The Trump administration said Monday it will pay partial food benefits this month after two federal judges ordered it to do so.
The U.S. Department of Agriculture said it would pay benefits reduced by 50% to the 22 million households enrolled in the Supplemental Nutrition Assistance Program.
The agency warned there could be significant delays, however, as states adjust benefit amounts to reflect the reduction. November’s benefits were supposed to go out starting on Saturday.
The USDA previously said it couldn’t tap a contingency fund to pay November’s SNAP benefits during the ongoing government shutdown, which has dragged on since October as Senate Democrats refuse to vote for a government funding bill that doesn’t address the expiration of health insurance subsidies.

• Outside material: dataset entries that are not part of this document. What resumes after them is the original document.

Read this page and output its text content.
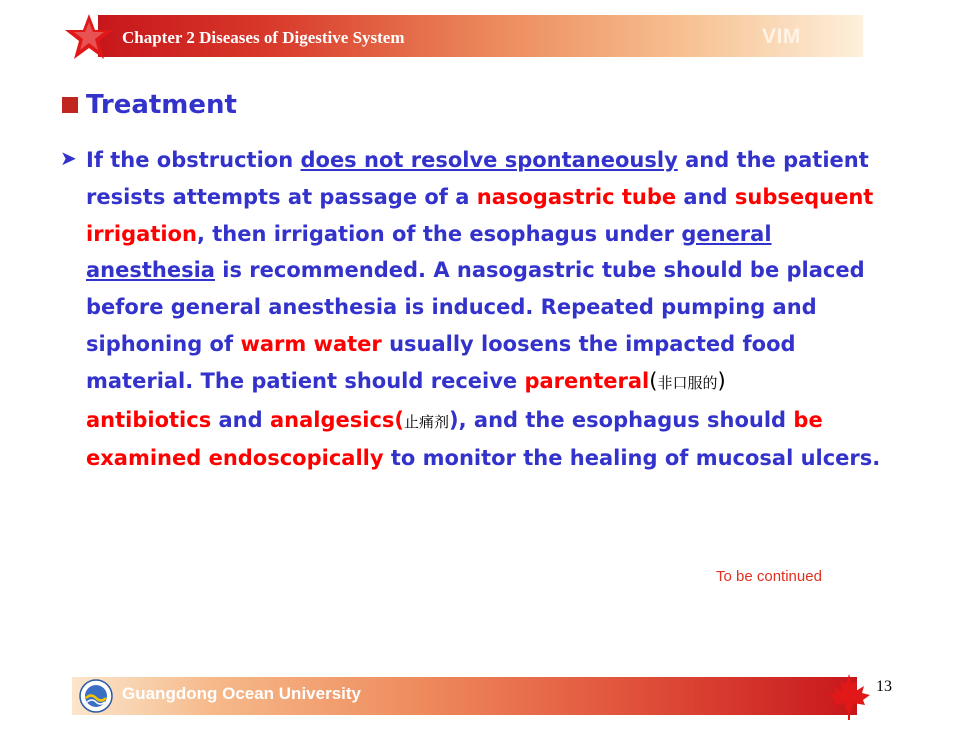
Chapter 2 Diseases of Digestive System	VIM
Treatment
➤ If the obstruction does not resolve spontaneously and the patient resists attempts at passage of a nasogastric tube and subsequent irrigation, then irrigation of the esophagus under general anesthesia is recommended. A nasogastric tube should be placed before general anesthesia is induced. Repeated pumping and siphoning of warm water usually loosens the impacted food material. The patient should receive parenteral(非口服的)
antibiotics and analgesics(止痛剂), and the esophagus should be examined endoscopically to monitor the healing of mucosal ulcers.

To be continued
Guangdong Ocean University	13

In response to lawsuits from nonprofits and Democratic states, judges in two separate federal courts said the USDA had misread the law and ordered the agency to pay either full or partial benefits.
“There is no question that the congressionally approved contingency funds must be used now because of the shutdown,” Judge John McConnell of the United States District Court for the District of Rhode Island said in a written order Saturday.
The USDA said in court Monday that the fund has $4.65 billion, enough money “to cover 50% of eligible households’ current allotments” this month, but warned it would be a difficult undertaking.
The agency said it wasn’t clear how many states “will complete the changes in an automated manner with minimal disruption versus manual overrides or computations that could lead to payment errors and significant delays.”
Agriculture Secretary Brooke Rollins has previously said November’s benefits would total around $9 billion.
In his Saturday order, McConnell had given the USDA the option of paying either full or partial benefits, noting that, in addition to its contingency fund, the agency could tap tariff revenue in an account currently stocked with $23 billion. The money is set aside for child nutrition programs such as school lunch and the USDA said it didn’t want to divert the funds.
“Using billions of dollars from Child Nutrition for SNAP would leave an unprecedented gap in Child Nutrition funding that Congress has never had to fill with annual appropriations, and USDA cannot predict what Congress will do under these circumstances,” the USDA said in court Monday.
The threat to food budgets for the 22 million households — containing 42 million people — enrolled in SNAP represented a major pressure point for Democrats in the government shutdown ― a pressure point Democrats said the Trump administration had sought to exploit by refusing to issue November’s benefits despite the money in the contingency fund.
Sen. Amy Klobuchar (Minn.), the top Democrat on the Senate Agriculture Committee, said Monday the administration should use the tariff money to pay the full benefit amount.
“The courts have ordered the administration to use its contingency fund to partially cover food assistance to families in need this month — and have made clear it can use its transfer authorities to fully fund SNAP,” Klobuchar said in a statement. “It is not enough to do the bare minimum — the administration should stop playing politics with hunger and use all available resources to ensure Americans can put food on the table.”